Kleptomania

Specialty of Psychology

What is kleptomania?

Kleptomania is a mental disorder characterised by an uncontrolled and obsessive impulse to steal. In psychiatry it is considered as an impulse control disorder, which means the person with the disorder has problems resisting the temptation to perform acts which are harmful to either themselves or others.

What are the symptoms of kleptomania?

The main symptoms are:

  • A powerful impulse to steal objects that one does not really need
  • Growing tension that is relieved by stealing
  • Gratification or pleasure during the theft
  • Sensation of guilt or shame after the theft

Those with kleptomania often experience other types of disorder which affect mood, anxiety, and impulse control. The feelings that a kleptomaniac experiences such as guilt, remorse, and stress, can intensify existing comorbidities, or cause them to happen.

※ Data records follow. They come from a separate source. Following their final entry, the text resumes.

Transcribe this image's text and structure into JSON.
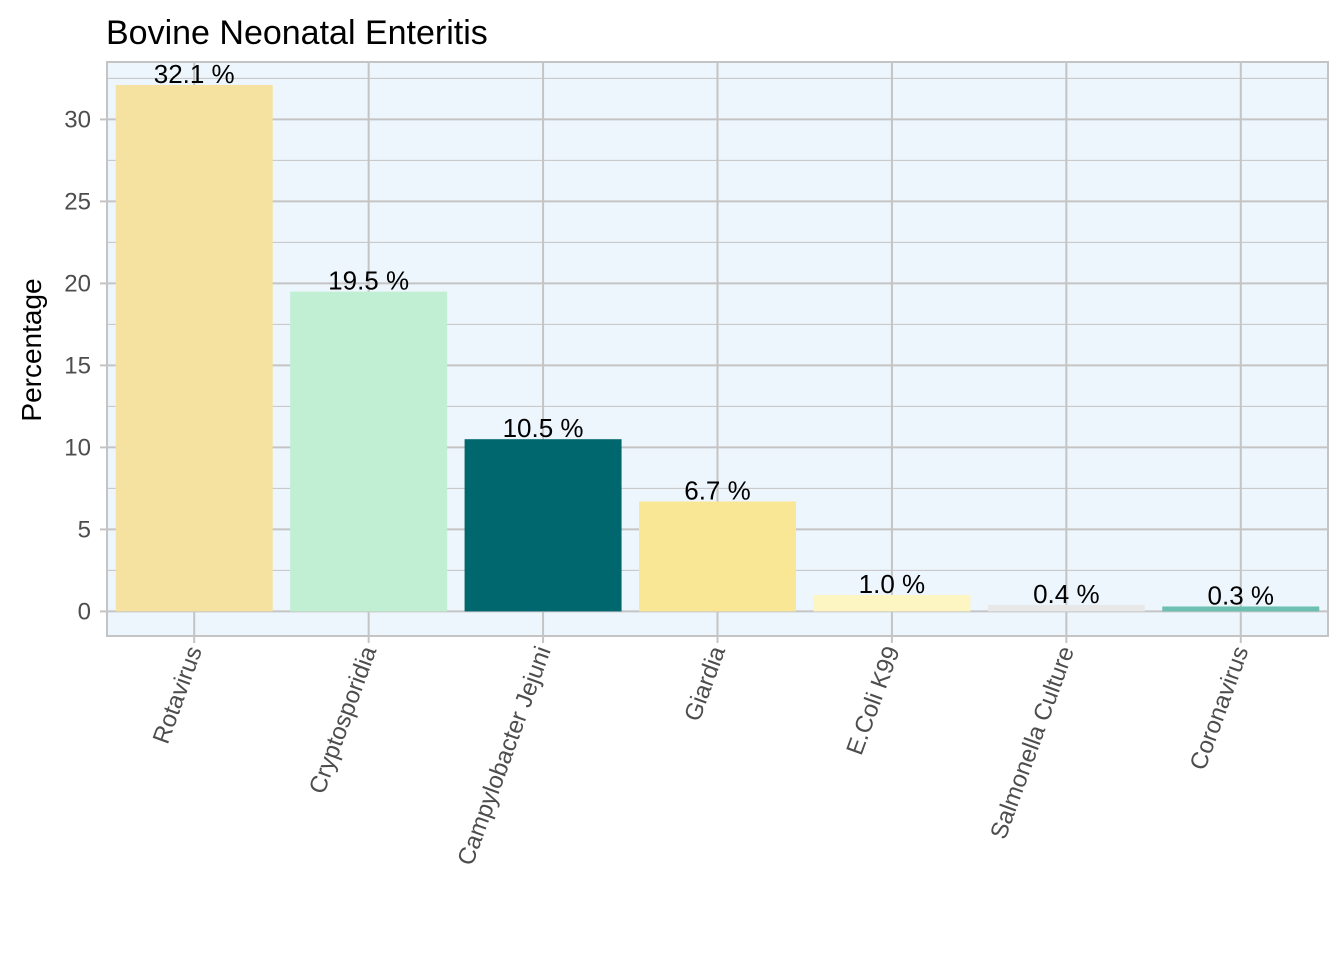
{
  "chart_data": {
    "type": "bar",
    "title": "Bovine Neonatal Enteritis",
    "xlabel": "",
    "ylabel": "Percentage",
    "ylim": [
      -1.5,
      33.5
    ],
    "yticks": [
      0,
      5,
      10,
      15,
      20,
      25,
      30
    ],
    "grid": true,
    "legend": "none",
    "categories": [
      "Rotavirus",
      "Cryptosporidia",
      "Campylobacter Jejuni",
      "Giardia",
      "E.Coli K99",
      "Salmonella Culture",
      "Coronavirus"
    ],
    "values": [
      32.1,
      19.5,
      10.5,
      6.7,
      1.0,
      0.4,
      0.3
    ],
    "labels": [
      "32.1 %",
      "19.5 %",
      "10.5 %",
      "6.7 %",
      "1.0 %",
      "0.4 %",
      "0.3 %"
    ],
    "bar_colors": [
      "#f5e1a0",
      "#c0efd3",
      "#00676e",
      "#fae795",
      "#fdf6c3",
      "#e8e8e8",
      "#6cbfb1"
    ],
    "panel_background": "#eef6fd",
    "grid_color": "#c4c4c4"
  }
}
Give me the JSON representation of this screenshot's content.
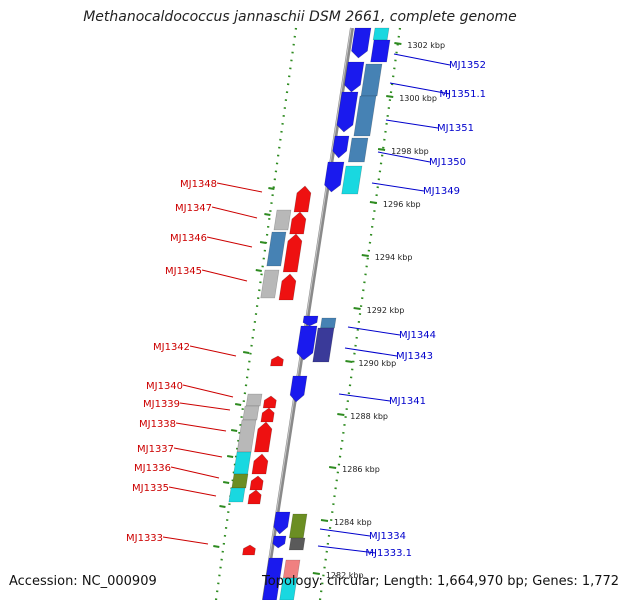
{
  "title": "Methanocaldococcus jannaschii DSM 2661, complete genome",
  "footer": {
    "accession": "Accession: NC_000909",
    "topology": "Topology: circular; Length: 1,664,970 bp; Genes: 1,772"
  },
  "colors": {
    "minus_strand_label": "#cc0000",
    "plus_strand_label": "#0000cc",
    "backbone": "#888888",
    "guide_dots": "#2e8b20"
  },
  "kbp_ticks": [
    "1302 kbp",
    "1300 kbp",
    "1298 kbp",
    "1296 kbp",
    "1294 kbp",
    "1292 kbp",
    "1290 kbp",
    "1288 kbp",
    "1286 kbp",
    "1284 kbp",
    "1282 kbp"
  ],
  "genes_right": [
    "MJ1352",
    "MJ1351.1",
    "MJ1351",
    "MJ1350",
    "MJ1349",
    "MJ1344",
    "MJ1343",
    "MJ1341",
    "MJ1334",
    "MJ1333.1"
  ],
  "genes_left": [
    "MJ1348",
    "MJ1347",
    "MJ1346",
    "MJ1345",
    "MJ1342",
    "MJ1340",
    "MJ1339",
    "MJ1338",
    "MJ1337",
    "MJ1336",
    "MJ1335",
    "MJ1333"
  ]
}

What are the causes of kleptomania?

The exact cause of kleptomania is not known, but it is estimated that there are some risk factors:

  • Problems with serotonin: the substance that helps regulate emotions and moods.
  • Family history: having a family member with kleptomania, problems with alcohol or obsessive-compulsive disorder can increase the risk.
  • Other mental illnesses: usually people with kleptomania also have other mental illnesses, such as obsessive-compulsive disorder, impulse control disorders, anxiety, bipolarity, substance abuse, eating disorders or personality disorders.
  • Brain injuries or head trauma

What is the treatment for kleptomania?

Kleptomania can be treated by several techniques:

  • Psychotherapy: cognitive-behavioral therapy helps identify negative behaviors and thoughts by positive ones. Other therapeutic techniques can be family therapy, couples therapy or psychodynamic therapy.
  • Medication: drugs such as antidepressants, mood stabilizers, anticonvulsants or opioid receptor antagonists can help calm impulses.
  • Self-help groups: receiving support to help overcome or manage the disorder.

Psychiatrists, psychologists and therapists are generally involved in the treatment of kleptomania.